Intanto, le aziende vitivinicole sono chiamate ad adeguarsi all’introduzione e all’applicazione della normativa europea sul cambio di etichettatura del vino, permettendo cosi l’utilizzo e l’esaurimento delle etichette già in magazzino. La norma impone – spiega Coldiretti – l’inserimento delle informazioni relative a ingredienti e valori nutrizionali.

“Si tratta di un sistema, innovativo integrato con gli altri applicativi e con i servizi vitivinicoli in essere che consentirà ai produttori di tracciare le informazione durante tutto il processo produttivo e metterle a disposizione attraverso pagine web dedicate accessibili mediante qr-code o similari. Il sistema consentirà di gestire funzionalità aggiuntive e volontarie quali quelle sulla etichettatura degli imballaggi, la tracciabilità del prodotto dal vigneto alla bottiglia e la messa a disposizione di informazioni in lingue diverse”, ha spiegato Alfonso Cavallo,  presidente di Coldiretti Puglia.

“Il vino farà da apripista sul fronte dell’etichettatura digitale, testimoniando un processo di grande specializzazione che va promosso, realizzato da un sistema di imprese che si è posto l’obiettivo –aggiunge il direttore di Coldiretti Puglia, Pietro Piccioni  – di offrire nel bicchiere un intero territorio fatto del patrimonio genetico dei suoi vitigni, delle sue ricchezze endogene, del clima, di paesaggio, di testimonianze artistiche e naturali. Ecco a cosa servono i marchi di qualità, a difenderci dagli attacchi dei falsari e a valorizzare la tipicità e la localizzazione del prodotto. La rintracciabilità ed i marchi, peraltro, non sono meri principi teorici e filosofici, piuttosto valori economici che le imprese agricole e l’intero territorio di produzione devono saper difendere e promuovere”.

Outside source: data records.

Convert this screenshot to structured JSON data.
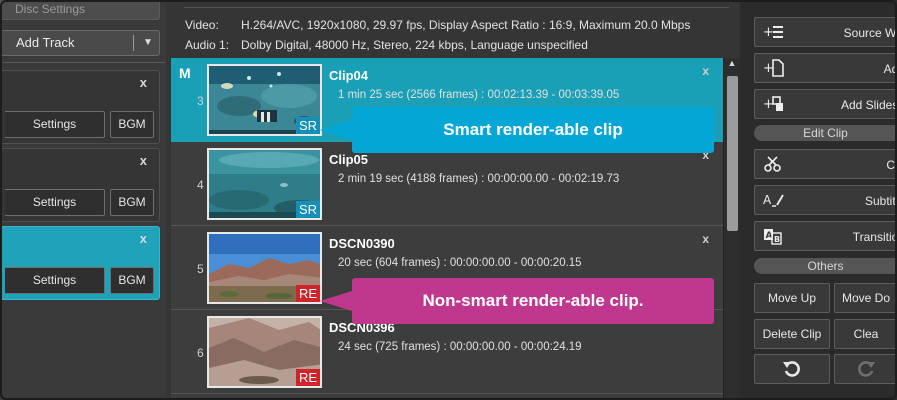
{
  "left": {
    "disc_settings": "Disc Settings",
    "add_track": "Add Track",
    "tracks": [
      {
        "settings": "Settings",
        "bgm": "BGM"
      },
      {
        "settings": "Settings",
        "bgm": "BGM"
      },
      {
        "settings": "Settings",
        "bgm": "BGM"
      }
    ],
    "close_glyph": "x"
  },
  "info": {
    "video_label": "Video:",
    "video_value": "H.264/AVC,  1920x1080,  29.97 fps,  Display Aspect Ratio : 16:9,  Maximum 20.0 Mbps",
    "audio_label": "Audio 1:",
    "audio_value": "Dolby Digital,  48000  Hz,  Stereo,  224 kbps,  Language unspecified"
  },
  "clips": [
    {
      "marker": "M",
      "number": "3",
      "name": "Clip04",
      "detail": "1 min 25 sec (2566 frames) : 00:02:13.39 - 00:03:39.05",
      "badge": "SR"
    },
    {
      "marker": "",
      "number": "4",
      "name": "Clip05",
      "detail": "2 min 19 sec (4188 frames) : 00:00:00.00 - 00:02:19.73",
      "badge": "SR"
    },
    {
      "marker": "",
      "number": "5",
      "name": "DSCN0390",
      "detail": "20 sec (604 frames) : 00:00:00.00 - 00:00:20.15",
      "badge": "RE"
    },
    {
      "marker": "",
      "number": "6",
      "name": "DSCN0396",
      "detail": "24 sec (725 frames) : 00:00:00.00 - 00:00:24.19",
      "badge": "RE"
    }
  ],
  "callouts": {
    "smart": "Smart render-able clip",
    "non_smart": "Non-smart render-able clip."
  },
  "right": {
    "source_wizard": "Source Wiz",
    "add": "Add",
    "add_slideshow": "Add Slidesh",
    "edit_clip": "Edit Clip",
    "cut": "Cut",
    "subtitle": "Subtitle",
    "transition": "Transition",
    "others": "Others",
    "move_up": "Move Up",
    "move_down": "Move Do",
    "delete_clip": "Delete Clip",
    "clear": "Clea"
  },
  "colors": {
    "selected": "#19a0b7",
    "sr_badge": "#138fb8",
    "re_badge": "#d0232a",
    "smart_callout": "#04a6d6",
    "non_smart_callout": "#c0388d"
  }
}
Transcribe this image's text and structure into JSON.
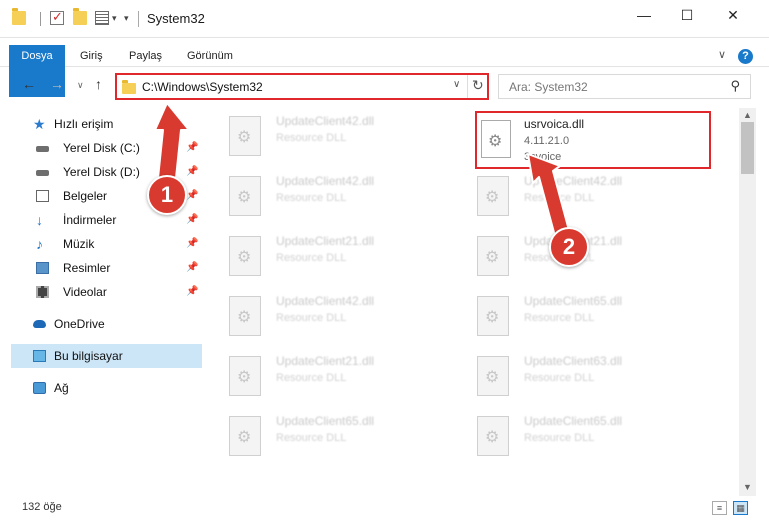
{
  "window": {
    "title": "System32",
    "controls": {
      "minimize": "—",
      "maximize": "☐",
      "close": "✕"
    }
  },
  "ribbon": {
    "tabs": [
      "Dosya",
      "Giriş",
      "Paylaş",
      "Görünüm"
    ],
    "help": "?",
    "collapse": "∨"
  },
  "nav": {
    "back": "←",
    "forward": "→",
    "recent": "∨",
    "up": "↑",
    "address": "C:\\Windows\\System32",
    "address_dropdown": "∨",
    "refresh": "↻",
    "search_placeholder": "Ara: System32",
    "search_icon": "⚲"
  },
  "sidebar": {
    "items": [
      {
        "label": "Hızlı erişim",
        "icon": "star-icon",
        "pin": ""
      },
      {
        "label": "Yerel Disk (C:)",
        "icon": "drive-icon",
        "pin": "📌"
      },
      {
        "label": "Yerel Disk (D:)",
        "icon": "drive-icon",
        "pin": "📌"
      },
      {
        "label": "Belgeler",
        "icon": "document-icon",
        "pin": "📌"
      },
      {
        "label": "İndirmeler",
        "icon": "download-icon",
        "pin": "📌"
      },
      {
        "label": "Müzik",
        "icon": "music-icon",
        "pin": "📌"
      },
      {
        "label": "Resimler",
        "icon": "pictures-icon",
        "pin": "📌"
      },
      {
        "label": "Videolar",
        "icon": "video-icon",
        "pin": "📌"
      },
      {
        "label": "OneDrive",
        "icon": "cloud-icon",
        "pin": ""
      },
      {
        "label": "Bu bilgisayar",
        "icon": "computer-icon",
        "pin": ""
      },
      {
        "label": "Ağ",
        "icon": "network-icon",
        "pin": ""
      }
    ]
  },
  "files": {
    "left_column": [
      {
        "name": "UpdateClient42.dll",
        "desc": "Resource DLL"
      },
      {
        "name": "UpdateClient42.dll",
        "desc": "Resource DLL"
      },
      {
        "name": "UpdateClient21.dll",
        "desc": "Resource DLL"
      },
      {
        "name": "UpdateClient42.dll",
        "desc": "Resource DLL"
      },
      {
        "name": "UpdateClient21.dll",
        "desc": "Resource DLL"
      },
      {
        "name": "UpdateClient65.dll",
        "desc": "Resource DLL"
      }
    ],
    "highlighted": {
      "name": "usrvoica.dll",
      "version": "4.11.21.0",
      "desc": "3cvoice"
    },
    "right_column": [
      {
        "name": "UpdateClient42.dll",
        "desc": "Resource DLL"
      },
      {
        "name": "UpdateClient21.dll",
        "desc": "Resource DLL"
      },
      {
        "name": "UpdateClient65.dll",
        "desc": "Resource DLL"
      },
      {
        "name": "UpdateClient63.dll",
        "desc": "Resource DLL"
      },
      {
        "name": "UpdateClient65.dll",
        "desc": "Resource DLL"
      }
    ]
  },
  "status": {
    "count": "132 öğe"
  },
  "callouts": {
    "first": "1",
    "second": "2"
  },
  "colors": {
    "accent": "#1979ca",
    "highlight": "#e0272c",
    "selection": "#cce6f7"
  }
}
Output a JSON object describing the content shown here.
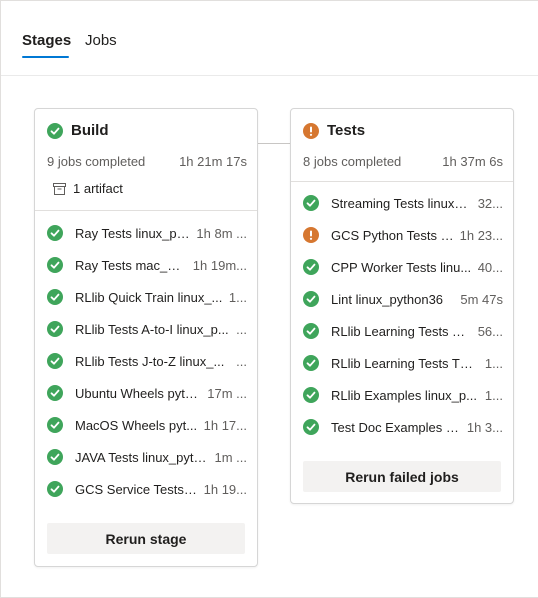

Si stima tra l’altro che il vino offra durante l’anno opportunità di lavoro ad un milione e duecentocinquantamila italiani tra quanti sono impegnati direttamente in vigne, cantine e nella distribuzione commerciale, ma anche in attività connesse, di servizio e nell’indotto che si sono estese negli ambiti più diversi: dall’industria vetraria a quella dei tappi, dai trasporti alle assicurazioni, da quella degli accessori, come cavatappi e sciabole, dai vivai agli imballaggi, dalla ricerca e formazione alla divulgazione, dall’enoturismo alla cosmetica e al mercato del benessere, dall’editoria alla pubblicità, dai programmi software fino alle bioenergie ottenute dai residui di potatura e dai sottoprodotti della vinificazione (vinacce e raspi).